Ship exhausts have historically been significant sources of sulfur dioxide and aerosols to the marine atmosphere and some global models suggest the emissions cause a large negative radiative forcing by modifying cloud properties. International Maritime Organisation (IMO, an agency of the UN) regulations require that ships in international waters reduce their sulfur emissions from a maximum of 3.5% to 0.5% from January 2020. The ACRUISE project, taking advantage of this unique large-scale aerosol perturbation, investigates the impacts of the IMO’s 2020 sulfur regulations on aerosols, clouds, and radiation in the North Atlantic and globally. Here I summarise our findings so far from intensive aircraft observations, high-resolution model simulations, and deep learning-based satellite cloud analysis. 

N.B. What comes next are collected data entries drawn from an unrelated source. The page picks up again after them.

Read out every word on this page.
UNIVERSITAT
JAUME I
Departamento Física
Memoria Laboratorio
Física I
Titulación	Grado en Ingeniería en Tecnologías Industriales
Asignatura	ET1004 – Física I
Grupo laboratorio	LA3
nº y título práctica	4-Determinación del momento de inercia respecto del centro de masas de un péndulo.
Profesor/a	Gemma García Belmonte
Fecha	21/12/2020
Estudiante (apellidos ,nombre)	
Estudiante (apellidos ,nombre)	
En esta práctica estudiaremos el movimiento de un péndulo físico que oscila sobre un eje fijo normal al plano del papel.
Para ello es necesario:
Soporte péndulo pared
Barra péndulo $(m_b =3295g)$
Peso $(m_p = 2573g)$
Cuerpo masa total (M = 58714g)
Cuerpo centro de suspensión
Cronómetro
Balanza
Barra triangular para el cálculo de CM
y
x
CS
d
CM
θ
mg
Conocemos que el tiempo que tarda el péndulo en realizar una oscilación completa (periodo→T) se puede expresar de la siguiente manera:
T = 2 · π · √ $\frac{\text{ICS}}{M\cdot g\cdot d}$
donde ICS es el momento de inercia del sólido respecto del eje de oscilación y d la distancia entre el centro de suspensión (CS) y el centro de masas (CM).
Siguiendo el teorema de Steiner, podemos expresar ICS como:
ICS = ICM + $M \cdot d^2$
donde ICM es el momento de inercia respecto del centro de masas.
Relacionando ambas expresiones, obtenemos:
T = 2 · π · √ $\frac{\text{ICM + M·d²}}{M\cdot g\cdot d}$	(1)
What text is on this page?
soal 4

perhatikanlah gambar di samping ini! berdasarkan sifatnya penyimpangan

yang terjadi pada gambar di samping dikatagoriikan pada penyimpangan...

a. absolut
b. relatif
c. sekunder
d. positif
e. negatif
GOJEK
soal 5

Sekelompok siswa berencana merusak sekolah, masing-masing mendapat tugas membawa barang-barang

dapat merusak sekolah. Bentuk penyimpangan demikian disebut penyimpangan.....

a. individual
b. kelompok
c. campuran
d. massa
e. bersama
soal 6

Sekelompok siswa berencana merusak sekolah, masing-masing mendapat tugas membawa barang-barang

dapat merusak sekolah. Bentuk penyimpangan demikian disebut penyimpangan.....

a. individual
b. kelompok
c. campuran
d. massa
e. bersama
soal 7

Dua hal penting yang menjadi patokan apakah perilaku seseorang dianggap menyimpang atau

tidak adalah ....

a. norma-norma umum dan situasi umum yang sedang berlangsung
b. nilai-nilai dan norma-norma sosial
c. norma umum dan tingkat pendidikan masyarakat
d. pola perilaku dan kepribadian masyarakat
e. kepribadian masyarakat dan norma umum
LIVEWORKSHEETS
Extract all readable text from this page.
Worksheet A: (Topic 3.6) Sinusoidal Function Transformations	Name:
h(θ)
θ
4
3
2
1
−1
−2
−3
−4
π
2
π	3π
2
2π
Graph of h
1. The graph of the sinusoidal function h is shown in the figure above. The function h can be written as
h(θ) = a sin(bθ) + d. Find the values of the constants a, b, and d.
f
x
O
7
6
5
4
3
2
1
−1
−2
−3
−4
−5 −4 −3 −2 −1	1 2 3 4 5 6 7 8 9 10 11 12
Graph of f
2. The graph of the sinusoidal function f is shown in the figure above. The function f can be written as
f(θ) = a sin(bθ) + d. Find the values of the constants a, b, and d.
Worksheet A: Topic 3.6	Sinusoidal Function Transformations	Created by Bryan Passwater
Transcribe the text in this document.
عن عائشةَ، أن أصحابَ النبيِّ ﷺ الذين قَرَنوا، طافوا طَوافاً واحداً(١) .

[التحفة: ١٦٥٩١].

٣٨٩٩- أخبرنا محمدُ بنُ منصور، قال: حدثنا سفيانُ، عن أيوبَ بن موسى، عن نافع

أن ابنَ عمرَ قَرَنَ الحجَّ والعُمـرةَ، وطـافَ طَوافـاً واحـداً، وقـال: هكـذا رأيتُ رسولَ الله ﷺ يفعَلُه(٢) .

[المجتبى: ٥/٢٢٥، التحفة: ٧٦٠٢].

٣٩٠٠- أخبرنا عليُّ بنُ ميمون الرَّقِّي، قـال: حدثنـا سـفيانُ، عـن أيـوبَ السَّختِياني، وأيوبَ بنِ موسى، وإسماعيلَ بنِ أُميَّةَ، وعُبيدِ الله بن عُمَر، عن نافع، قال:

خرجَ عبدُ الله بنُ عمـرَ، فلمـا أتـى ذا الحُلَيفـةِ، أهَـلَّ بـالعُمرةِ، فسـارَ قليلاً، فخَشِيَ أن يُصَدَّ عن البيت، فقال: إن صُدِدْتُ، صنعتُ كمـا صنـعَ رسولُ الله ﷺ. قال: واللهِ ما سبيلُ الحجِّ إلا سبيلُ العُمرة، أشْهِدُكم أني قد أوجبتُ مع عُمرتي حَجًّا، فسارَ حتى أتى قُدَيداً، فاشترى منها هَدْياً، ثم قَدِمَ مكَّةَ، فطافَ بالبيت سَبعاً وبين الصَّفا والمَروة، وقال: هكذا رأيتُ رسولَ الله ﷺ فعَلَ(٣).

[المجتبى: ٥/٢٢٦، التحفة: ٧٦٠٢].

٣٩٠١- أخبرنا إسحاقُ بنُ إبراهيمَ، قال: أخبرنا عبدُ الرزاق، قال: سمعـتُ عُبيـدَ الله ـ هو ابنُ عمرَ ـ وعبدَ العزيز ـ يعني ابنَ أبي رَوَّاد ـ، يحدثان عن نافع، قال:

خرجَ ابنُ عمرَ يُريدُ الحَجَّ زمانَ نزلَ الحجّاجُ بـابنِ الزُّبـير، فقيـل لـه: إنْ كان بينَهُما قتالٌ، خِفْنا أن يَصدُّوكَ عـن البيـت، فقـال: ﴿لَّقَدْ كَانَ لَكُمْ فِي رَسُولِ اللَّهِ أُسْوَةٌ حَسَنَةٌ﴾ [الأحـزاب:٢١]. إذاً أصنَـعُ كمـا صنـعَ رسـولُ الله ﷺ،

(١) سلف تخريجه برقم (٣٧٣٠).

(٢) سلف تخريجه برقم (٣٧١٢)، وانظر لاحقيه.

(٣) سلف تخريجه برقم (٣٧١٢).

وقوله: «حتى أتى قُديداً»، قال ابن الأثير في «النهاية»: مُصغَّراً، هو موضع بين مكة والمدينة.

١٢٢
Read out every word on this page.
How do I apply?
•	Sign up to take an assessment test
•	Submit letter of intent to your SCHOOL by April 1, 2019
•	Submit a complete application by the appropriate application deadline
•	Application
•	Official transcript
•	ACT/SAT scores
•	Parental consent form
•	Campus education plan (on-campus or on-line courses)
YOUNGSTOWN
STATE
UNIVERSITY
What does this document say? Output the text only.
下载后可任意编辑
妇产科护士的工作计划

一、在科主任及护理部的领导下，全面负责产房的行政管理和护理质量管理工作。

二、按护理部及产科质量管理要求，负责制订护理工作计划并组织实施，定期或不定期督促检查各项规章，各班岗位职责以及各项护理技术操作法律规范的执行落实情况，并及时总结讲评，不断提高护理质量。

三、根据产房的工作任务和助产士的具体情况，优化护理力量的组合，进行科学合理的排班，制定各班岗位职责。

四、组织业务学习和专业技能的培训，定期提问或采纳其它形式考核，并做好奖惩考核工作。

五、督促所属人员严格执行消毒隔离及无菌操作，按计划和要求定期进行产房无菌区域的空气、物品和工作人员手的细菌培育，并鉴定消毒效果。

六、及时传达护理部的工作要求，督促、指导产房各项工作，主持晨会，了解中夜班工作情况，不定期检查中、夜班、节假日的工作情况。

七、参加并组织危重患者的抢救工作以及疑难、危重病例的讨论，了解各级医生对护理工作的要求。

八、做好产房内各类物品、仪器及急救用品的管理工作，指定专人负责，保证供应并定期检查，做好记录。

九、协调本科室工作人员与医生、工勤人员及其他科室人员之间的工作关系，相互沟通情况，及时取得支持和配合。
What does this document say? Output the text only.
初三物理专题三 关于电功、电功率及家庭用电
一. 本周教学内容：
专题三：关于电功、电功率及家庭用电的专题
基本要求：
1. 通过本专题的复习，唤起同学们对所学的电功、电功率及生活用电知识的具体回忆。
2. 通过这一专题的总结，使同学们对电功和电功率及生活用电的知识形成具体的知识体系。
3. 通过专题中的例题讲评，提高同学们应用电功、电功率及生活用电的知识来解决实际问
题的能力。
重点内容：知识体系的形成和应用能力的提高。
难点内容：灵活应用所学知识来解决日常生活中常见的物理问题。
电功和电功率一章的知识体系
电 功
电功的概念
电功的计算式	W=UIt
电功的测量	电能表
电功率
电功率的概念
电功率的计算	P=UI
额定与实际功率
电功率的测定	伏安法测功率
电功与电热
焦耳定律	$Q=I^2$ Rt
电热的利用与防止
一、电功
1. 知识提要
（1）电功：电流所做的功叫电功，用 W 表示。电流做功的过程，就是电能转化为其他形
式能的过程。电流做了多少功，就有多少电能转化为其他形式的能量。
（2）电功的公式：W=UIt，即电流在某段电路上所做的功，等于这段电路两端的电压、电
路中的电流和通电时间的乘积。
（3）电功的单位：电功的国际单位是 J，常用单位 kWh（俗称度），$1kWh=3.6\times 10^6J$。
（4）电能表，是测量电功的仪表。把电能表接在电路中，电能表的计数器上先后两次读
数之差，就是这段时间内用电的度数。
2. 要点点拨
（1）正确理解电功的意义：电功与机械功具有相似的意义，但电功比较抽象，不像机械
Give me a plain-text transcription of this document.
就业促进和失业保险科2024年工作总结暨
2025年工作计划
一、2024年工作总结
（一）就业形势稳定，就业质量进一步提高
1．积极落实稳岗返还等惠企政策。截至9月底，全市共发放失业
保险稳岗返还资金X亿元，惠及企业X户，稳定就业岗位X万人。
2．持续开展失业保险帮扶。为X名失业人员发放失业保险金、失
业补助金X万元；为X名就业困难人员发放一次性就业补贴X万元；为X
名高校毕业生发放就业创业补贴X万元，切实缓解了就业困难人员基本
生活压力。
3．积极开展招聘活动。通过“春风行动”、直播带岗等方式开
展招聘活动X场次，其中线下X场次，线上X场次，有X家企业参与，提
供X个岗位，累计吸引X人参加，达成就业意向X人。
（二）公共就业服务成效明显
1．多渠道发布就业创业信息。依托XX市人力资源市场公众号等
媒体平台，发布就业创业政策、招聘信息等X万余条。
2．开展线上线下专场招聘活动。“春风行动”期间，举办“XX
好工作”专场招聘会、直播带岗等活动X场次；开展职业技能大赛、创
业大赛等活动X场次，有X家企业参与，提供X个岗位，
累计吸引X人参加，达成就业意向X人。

Aerosol-cloud interaction near shipping lanes was studied from an aircraft in the northeast Atlantic in 2019 as well as in 2021. Aerosol chemical and physical properties were markedly different between the two years, with much lower sulfur content, smaller, and less hygroscopic aerosols in 2021. A detailed analysis of the aerosol and cloud microphysics observations within/immediately outside the ship plumes will be performed to determine whether some clouds appeared to be strongly impacted by ship plumes, while other clouds were not. To help interpret the aircraft data and provide context, we ran nested regional domain simulations of the Met Office Unified Model for all flight campaigns. These high-resolution simulations (few hundred metres) show a generally diffuse pattern of perturbed trace gases and aerosols that are not apparent as individual ship tracks, suggesting that analysis of tracks alone may underestimate the climatic effects of ship emissions.


We have trained a deep learning model to detect ship-tracks in satellite imagery with good skill and applied it to the whole MODIS mission in order to develop a global climatology. We will discuss the spatial and temporal distribution of shiptracks relative to the underlying ship emissions, and particularly focus on the effects of the IMO regulation as well as the global COVID-19 pandemic. Ongoing work that combines airmass trajectory modelling with known positions of ships will enable us to assess the impact of ship emissions on all pixels, and not just those identified as ship tracks.

How to cite: Yang, M., Bell, T., Bower, K., Carslaw, K., Choularton, T., Christensen, M., Coe, H., Grosvenor, D., Lee, J., Watson-Parris, D., Stier, P., and Yoshioka, M.: Insights from ACRUISE (Atmospheric Composition and Radiative forcing changes due to UN International Ship Emissions regulations) from aircraft, modelling, and satellite perspectives, EGU General Assembly 2022, Vienna, Austria, 23–27 May 2022, EGU22-7078,, 2022.